Memoir

Chasing Wealth

Chasing Wealth

Twenty-five years ago, I was in my second career at the same bank.  I had spent fifteen years rising like a meteor at Bankers Trust, a white-shoe bank of the old order (positioned originally at 16 Wall Street at the famous corner of Broad and Wall across from the NYSE, Federal Hall and JP Morgan).  Lately the bank had become a renegade, exiting the retail banking business and focusing on “Merchant Banking”.  It sounded very cool at the time and the bank’s tag line was that we were “Architects of Value”.  Creativity and innovation were our mantra and I was one of the young bucks on the scene.  I had done a bunch of creative stuff including launching the firm’s options and futures business (which turned into the derivatives business) and launching the firm’s Emerging Markets Department (the first of its kind anywhere on Wall Street).  Then I had hit the proverbial wall when a cotton merchant in Memphis defrauded us out of $125 million.  It was on my watch and it got me banished to Gulag Toronto for two years of penance.  When I got paroled, I chose to run a big operating unit called Retirement Services, which I was thoroughly enjoying.
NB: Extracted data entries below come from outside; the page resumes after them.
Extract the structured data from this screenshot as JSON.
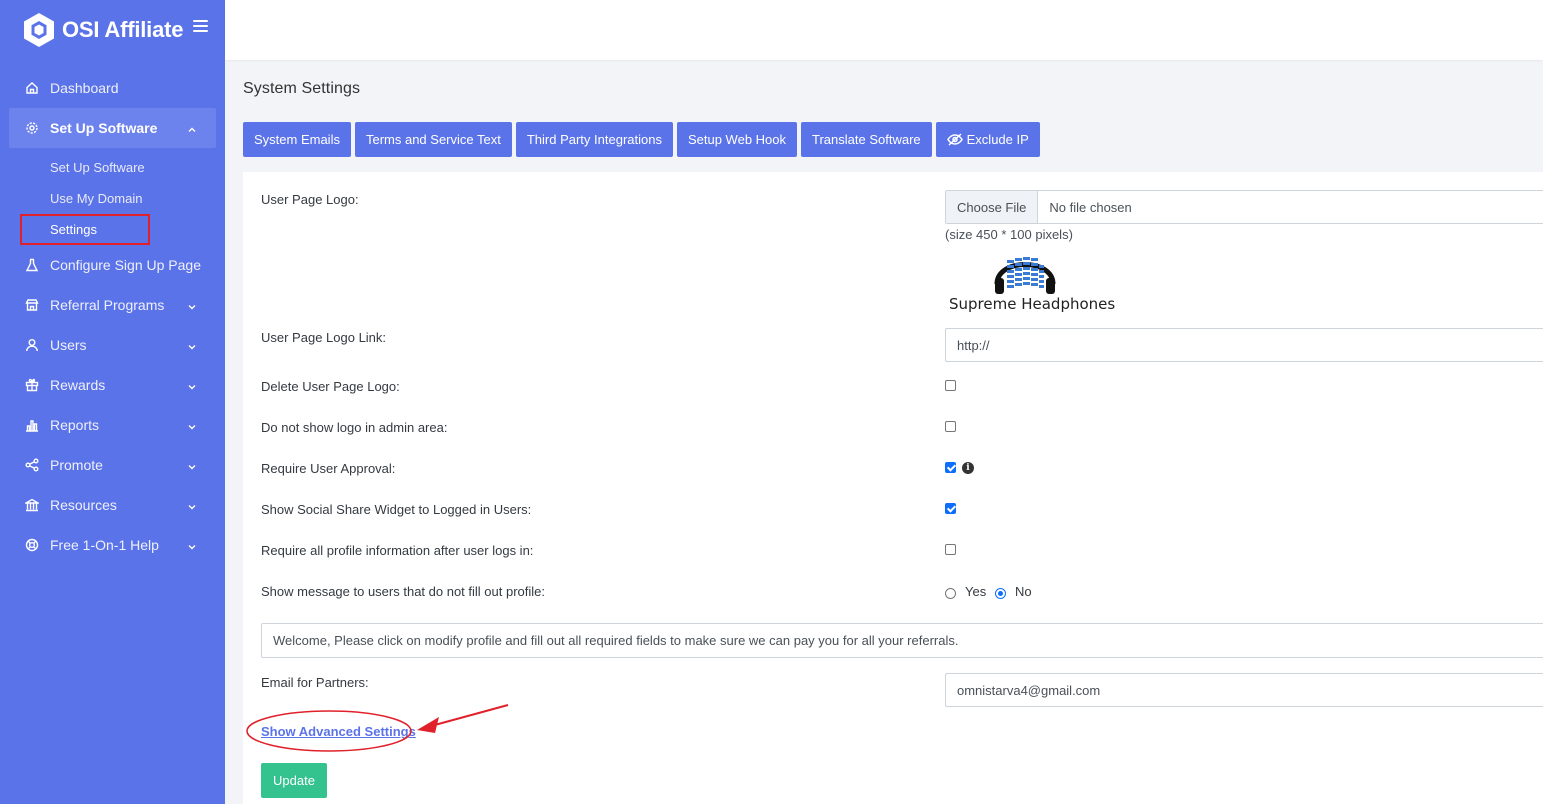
{
  "brand": {
    "name": "OSI Affiliate"
  },
  "sidebar": {
    "items": [
      {
        "label": "Dashboard",
        "icon": "home-icon"
      },
      {
        "label": "Set Up Software",
        "icon": "gear-icon",
        "expanded": true,
        "children": [
          {
            "label": "Set Up Software"
          },
          {
            "label": "Use My Domain"
          },
          {
            "label": "Settings",
            "current": true
          }
        ]
      },
      {
        "label": "Configure Sign Up Page",
        "icon": "flask-icon"
      },
      {
        "label": "Referral Programs",
        "icon": "store-icon"
      },
      {
        "label": "Users",
        "icon": "user-icon"
      },
      {
        "label": "Rewards",
        "icon": "gift-icon"
      },
      {
        "label": "Reports",
        "icon": "bar-chart-icon"
      },
      {
        "label": "Promote",
        "icon": "share-icon"
      },
      {
        "label": "Resources",
        "icon": "bank-icon"
      },
      {
        "label": "Free 1-On-1 Help",
        "icon": "lifebuoy-icon"
      }
    ]
  },
  "page": {
    "title": "System Settings"
  },
  "tabs": [
    {
      "label": "System Emails"
    },
    {
      "label": "Terms and Service Text"
    },
    {
      "label": "Third Party Integrations"
    },
    {
      "label": "Setup Web Hook"
    },
    {
      "label": "Translate Software"
    },
    {
      "label": "Exclude IP",
      "icon": "eye-slash-icon"
    }
  ],
  "form": {
    "user_page_logo": {
      "label": "User Page Logo:",
      "button": "Choose File",
      "status": "No file chosen",
      "hint": "(size 450 * 100 pixels)",
      "preview_caption": "Supreme Headphones"
    },
    "logo_link": {
      "label": "User Page Logo Link:",
      "value": "http://"
    },
    "delete_logo": {
      "label": "Delete User Page Logo:",
      "checked": false
    },
    "hide_admin_logo": {
      "label": "Do not show logo in admin area:",
      "checked": false
    },
    "require_approval": {
      "label": "Require User Approval:",
      "checked": true
    },
    "social_share": {
      "label": "Show Social Share Widget to Logged in Users:",
      "checked": true
    },
    "require_profile": {
      "label": "Require all profile information after user logs in:",
      "checked": false
    },
    "profile_message": {
      "label": "Show message to users that do not fill out profile:",
      "options": [
        "Yes",
        "No"
      ],
      "selected": "No",
      "message": "Welcome, Please click on modify profile and fill out all required fields to make sure we can pay you for all your referrals."
    },
    "partner_email": {
      "label": "Email for Partners:",
      "value": "omnistarva4@gmail.com"
    },
    "advanced_link": "Show Advanced Settings",
    "update_button": "Update"
  },
  "colors": {
    "primary": "#5b73e8",
    "success": "#34c38f",
    "annotation": "#e0202a"
  }
}
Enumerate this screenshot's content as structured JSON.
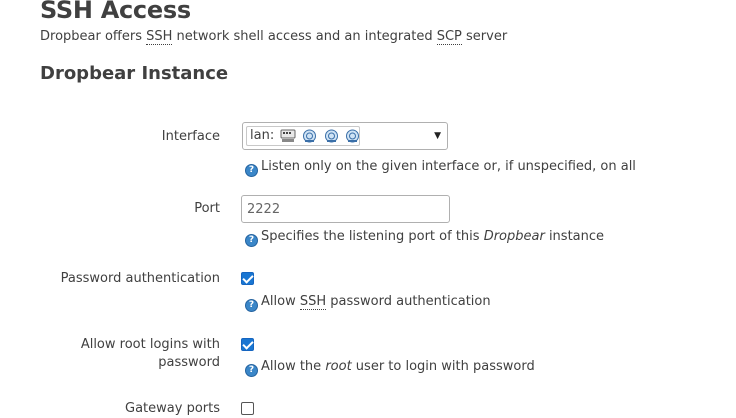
{
  "page": {
    "title": "SSH Access",
    "description_prefix": "Dropbear offers ",
    "description_abbr1": "SSH",
    "description_middle": " network shell access and an integrated ",
    "description_abbr2": "SCP",
    "description_suffix": " server"
  },
  "section": {
    "title": "Dropbear Instance"
  },
  "fields": {
    "interface": {
      "label": "Interface",
      "value": "lan:",
      "icons": [
        "network-icon",
        "network-icon",
        "network-icon",
        "network-icon"
      ],
      "help": "Listen only on the given interface or, if unspecified, on all"
    },
    "port": {
      "label": "Port",
      "value": "2222",
      "help_prefix": "Specifies the listening port of this ",
      "help_em": "Dropbear",
      "help_suffix": " instance"
    },
    "password_auth": {
      "label": "Password authentication",
      "checked": true,
      "help_prefix": "Allow ",
      "help_abbr": "SSH",
      "help_suffix": " password authentication"
    },
    "root_password": {
      "label_line1": "Allow root logins with",
      "label_line2": "password",
      "checked": true,
      "help_prefix": "Allow the ",
      "help_em": "root",
      "help_suffix": " user to login with password"
    },
    "gateway_ports": {
      "label": "Gateway ports",
      "checked": false
    }
  },
  "colors": {
    "text": "#404040",
    "accent": "#1976d2",
    "help_icon": "#3a86c8"
  }
}
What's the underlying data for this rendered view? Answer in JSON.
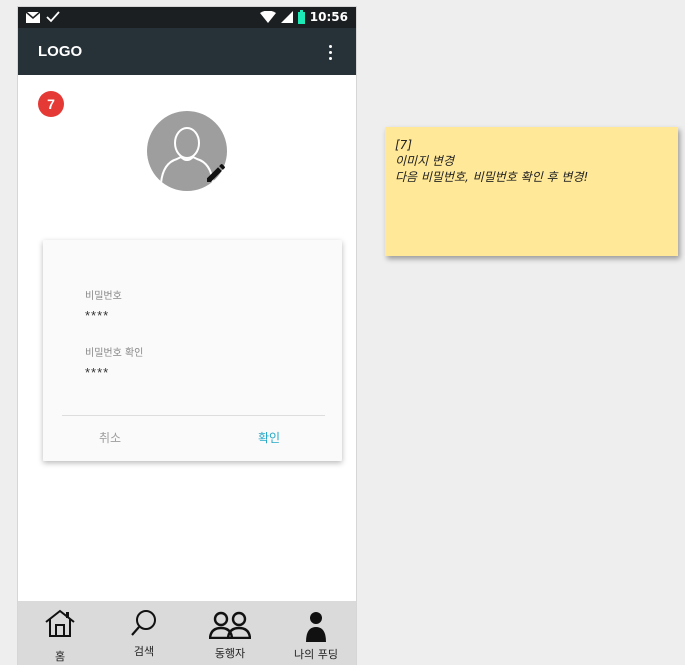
{
  "status_bar": {
    "time": "10:56",
    "left_icons": [
      "mail-icon",
      "check-icon"
    ],
    "right_icons": [
      "wifi-icon",
      "signal-icon",
      "battery-icon"
    ]
  },
  "app_bar": {
    "logo": "LOGO",
    "menu_icon": "more-vert-icon"
  },
  "annotation_badge": "7",
  "profile": {
    "avatar_icon": "person-outline-icon",
    "edit_icon": "pencil-icon"
  },
  "password_card": {
    "password_label": "비밀번호",
    "password_value": "****",
    "confirm_label": "비밀번호 확인",
    "confirm_value": "****",
    "cancel_button": "취소",
    "confirm_button": "확인"
  },
  "bottom_nav": {
    "items": [
      {
        "label": "홈",
        "icon": "home-icon"
      },
      {
        "label": "검색",
        "icon": "search-icon"
      },
      {
        "label": "동행자",
        "icon": "people-icon"
      },
      {
        "label": "나의 푸딩",
        "icon": "person-icon"
      }
    ]
  },
  "note": {
    "line1": "[7]",
    "line2": "이미지 변경",
    "line3": "다음 비밀번호, 비밀번호 확인 후 변경!"
  },
  "colors": {
    "app_bar": "#263238",
    "badge": "#e53935",
    "confirm_accent": "#26a8c7",
    "note_background": "#ffe898"
  }
}
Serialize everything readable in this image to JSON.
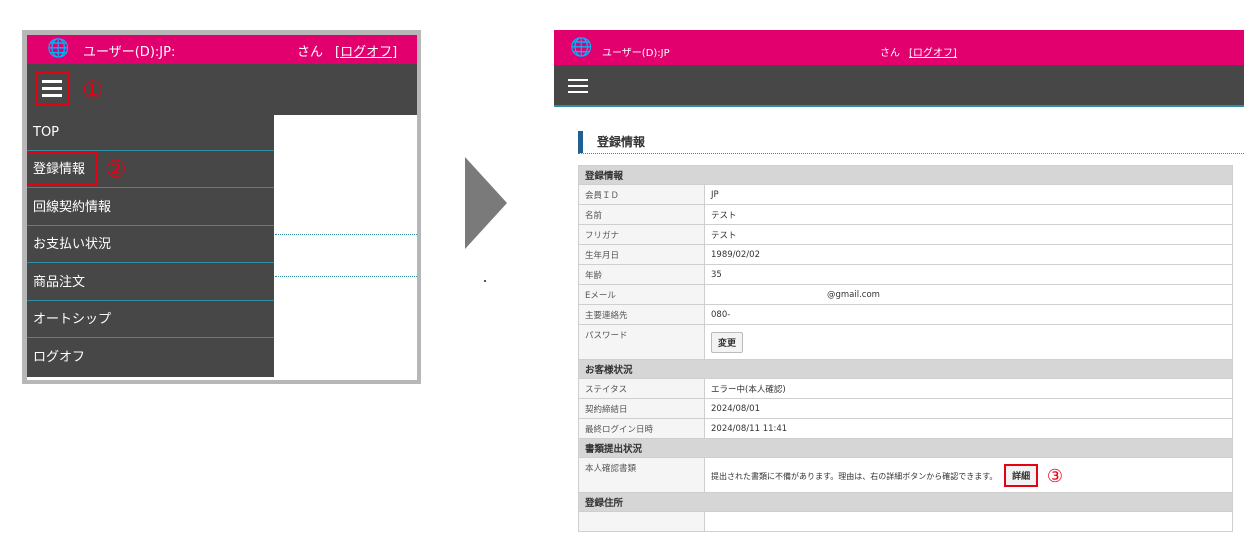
{
  "colors": {
    "header_pink": "#e2006f",
    "nav_dark": "#474747",
    "highlight_red": "#e60012",
    "accent_teal": "#2c8ea0"
  },
  "left": {
    "header": {
      "user": "ユーザー(D):JP:",
      "san": "さん",
      "logout": "[ログオフ]"
    },
    "marker_1": "①",
    "marker_2": "②",
    "menu": [
      "TOP",
      "登録情報",
      "回線契約情報",
      "お支払い状況",
      "商品注文",
      "オートシップ",
      "ログオフ"
    ]
  },
  "right": {
    "header": {
      "user": "ユーザー(D):JP",
      "san": "さん",
      "logout": "[ログオフ]"
    },
    "section_title": "登録情報",
    "groups": {
      "registration": "登録情報",
      "status": "お客様状況",
      "documents": "書類提出状況",
      "address": "登録住所"
    },
    "rows": {
      "member_id": {
        "k": "会員ＩＤ",
        "v": "JP"
      },
      "name": {
        "k": "名前",
        "v": "テスト"
      },
      "furigana": {
        "k": "フリガナ",
        "v": "テスト"
      },
      "birth": {
        "k": "生年月日",
        "v": "1989/02/02"
      },
      "age": {
        "k": "年齢",
        "v": "35"
      },
      "email": {
        "k": "Eメール",
        "v": "@gmail.com"
      },
      "phone": {
        "k": "主要連絡先",
        "v": "080-"
      },
      "password": {
        "k": "パスワード",
        "button": "変更"
      },
      "state": {
        "k": "ステイタス",
        "v": "エラー中(本人確認)"
      },
      "contract_date": {
        "k": "契約締結日",
        "v": "2024/08/01"
      },
      "last_login": {
        "k": "最終ログイン日時",
        "v": "2024/08/11 11:41"
      },
      "id_docs": {
        "k": "本人確認書類",
        "v": "提出された書類に不備があります。理由は、右の詳細ボタンから確認できます。",
        "button": "詳細"
      }
    },
    "marker_3": "③"
  }
}
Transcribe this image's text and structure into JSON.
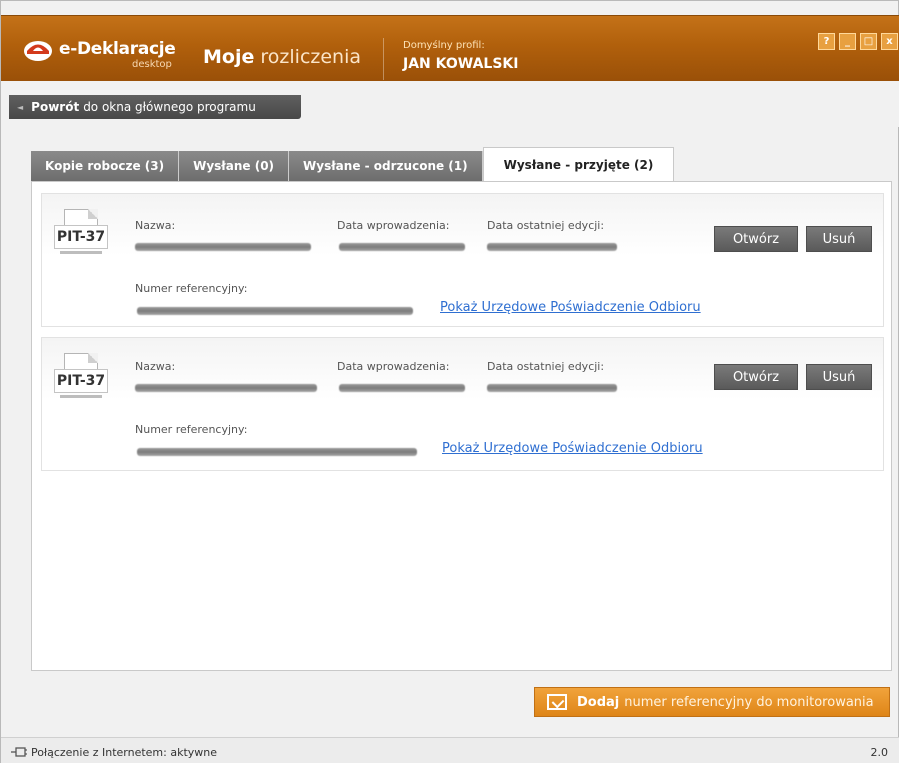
{
  "header": {
    "logo_title": "e-Deklaracje",
    "logo_subtitle": "desktop",
    "app_title_bold": "Moje",
    "app_title_rest": " rozliczenia",
    "profile_label": "Domyślny profil:",
    "profile_name": "JAN KOWALSKI",
    "window_buttons": [
      "?",
      "_",
      "□",
      "x"
    ]
  },
  "back": {
    "bold": "Powrót",
    "rest": "do okna głównego programu"
  },
  "tabs": [
    {
      "label": "Kopie robocze (3)",
      "active": false
    },
    {
      "label": "Wysłane (0)",
      "active": false
    },
    {
      "label": "Wysłane - odrzucone (1)",
      "active": false
    },
    {
      "label": "Wysłane - przyjęte (2)",
      "active": true
    }
  ],
  "items": [
    {
      "form": "PIT-37",
      "name_label": "Nazwa:",
      "entry_date_label": "Data wprowadzenia:",
      "last_edit_label": "Data ostatniej edycji:",
      "reference_label": "Numer referencyjny:",
      "open_label": "Otwórz",
      "delete_label": "Usuń",
      "upo_link": "Pokaż Urzędowe Poświadczenie Odbioru"
    },
    {
      "form": "PIT-37",
      "name_label": "Nazwa:",
      "entry_date_label": "Data wprowadzenia:",
      "last_edit_label": "Data ostatniej edycji:",
      "reference_label": "Numer referencyjny:",
      "open_label": "Otwórz",
      "delete_label": "Usuń",
      "upo_link": "Pokaż Urzędowe Poświadczenie Odbioru"
    }
  ],
  "add_button": {
    "bold": "Dodaj",
    "rest": "numer referencyjny do monitorowania"
  },
  "status": {
    "connection": "Połączenie z Internetem: aktywne",
    "version": "2.0"
  },
  "colors": {
    "header_orange": "#b1600c",
    "accent_orange": "#e8901f",
    "button_gray": "#666666",
    "link_blue": "#2f6fd1"
  }
}
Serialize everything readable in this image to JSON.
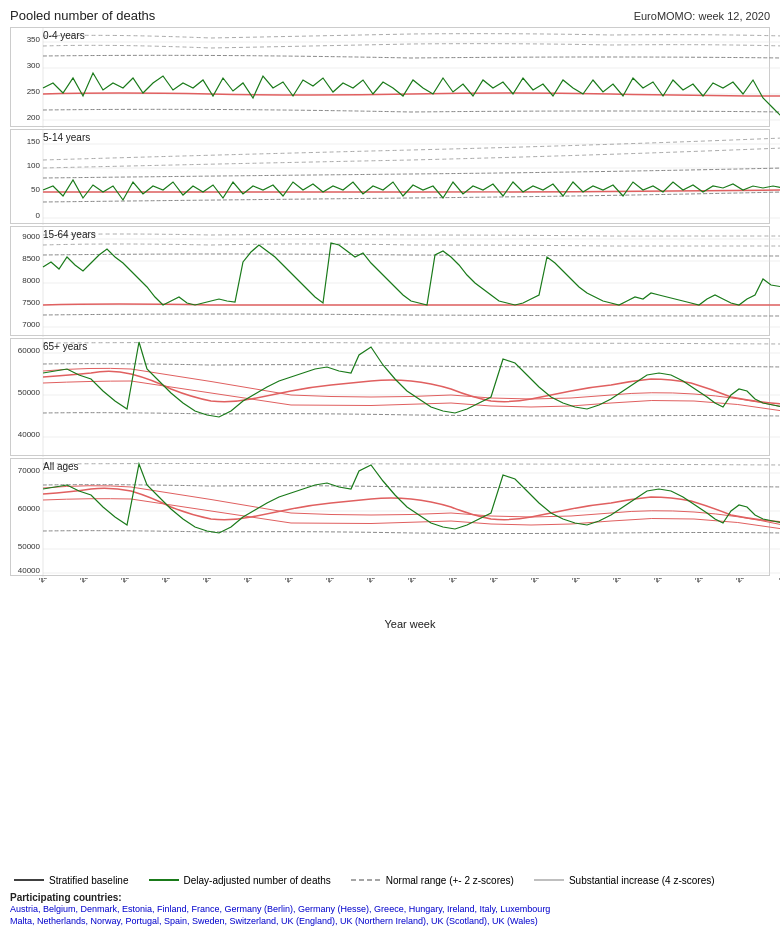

One day the President called me and told me he needed me to switch it up and take over the firm’s private banking business.  What used to be a banking backwater was quickly become an important new business line for us and most other banks.  Demographics and increasing wealth concentration were driving a growing need for high net worth money management of a new variety.  Creativity was needed where walking-the-dog service had been the order of the day in days gone by.  I did what I always had done, I saluted and asked how high they wanted me to jump.

That began a six-year run (particularly long for me at the time) of building and running a global private banking business that taught me many things about wealth and about life.  I would like to start with a disclaimer.  The private banking business of Deutsche Bank that is getting all the press these days for both banking Donald J. Trump and for Russian money laundering, is the successor business of the one I built in the 1990’s.  I cringe every time I hear it mentioned on MSNBC and wonder if bad implications can be traced back to things we had done in the Bankers Trust Private Bank in those early days.  I think not, but it constantly gives me pause.

Having built the bank’s Emerging Markets business in the late 1980’s, I was all too aware of the concept of money laundering.  With all the flight capital tendencies in regions like Latin America, private bankers were thought to be people who carried suitcases of money from places like Argentina, Venezuela, Brazil and Mexico to onshore (Miami) or offshore (Panama and Cayman) locations.  There was truth to the existence of flight capital and I will not say that no bankers ever transported money for clients, but it was more a joke than a reality.  The level of sophistication of wealthy Latinos in getting money out of their capital-constrained countries was amazingly advanced even in those days. Law firms existed in their entirety to just serve those people.  We were vigilant and cautious about who we took money from and the source of that money.  We spent inordinate time and effort to protect our reputation from the schmutz that was in excess supply.

I learned several valuable lessons while running the private banking business:

  • I learned that wealth is somewhat random, and it comes as much by luck as by merit.
  • I learned that intergenerational wealth transfer does nobody much good. Happiness comes from achievement and inherited wealth stifles achievement more often than not.
  • I learned that extreme focus on wealth impedes happiness.
  • I learned that the more you chase wealth, the more elusive it becomes.

As I have moved on from wealth management in my career, I am much happier in more “productive” pursuits.  The pay may not be as good, but the rewards are far greater.  Meanwhile it seems that everyone I know in banking has gravitated to some form of wealth management.  It makes me think that our economy has certainly concentrated wealth way beyond the productive level and that this will be bad for the economy sooner rather than later.  When people are too focused on preserving wealth and less focused on creating wealth and making the pie bigger for everyone, we all suffer.

Here’s the funny thing to me.  I got into private banking, not by choice, but by virtue of the needs of the army.  I was pleased to see that it had morphed from a walk-the-dog service business into a creative financial engineering business.  Now, when I am inundated with creative young private banking types, looking to get a piece of my meager wealth management business, I find that I prefer to keep my money where it has been because the level of service is high.  I don’t ask them to walk my dog, and I never bother to look at the returns they achieve.  I am decidedly not about wealth accumulation.  I would like to preserve what I have to last so I don’t have to think about money.  What greater pleasure can there be in life than to not have to think about money.  As Forrest Gump’s mother used to say, “one less thing.”  Let the others chase wealth (I doubt it will ever stop being an obsession to many), I will focus on chasing butterflies and other flights of fancy.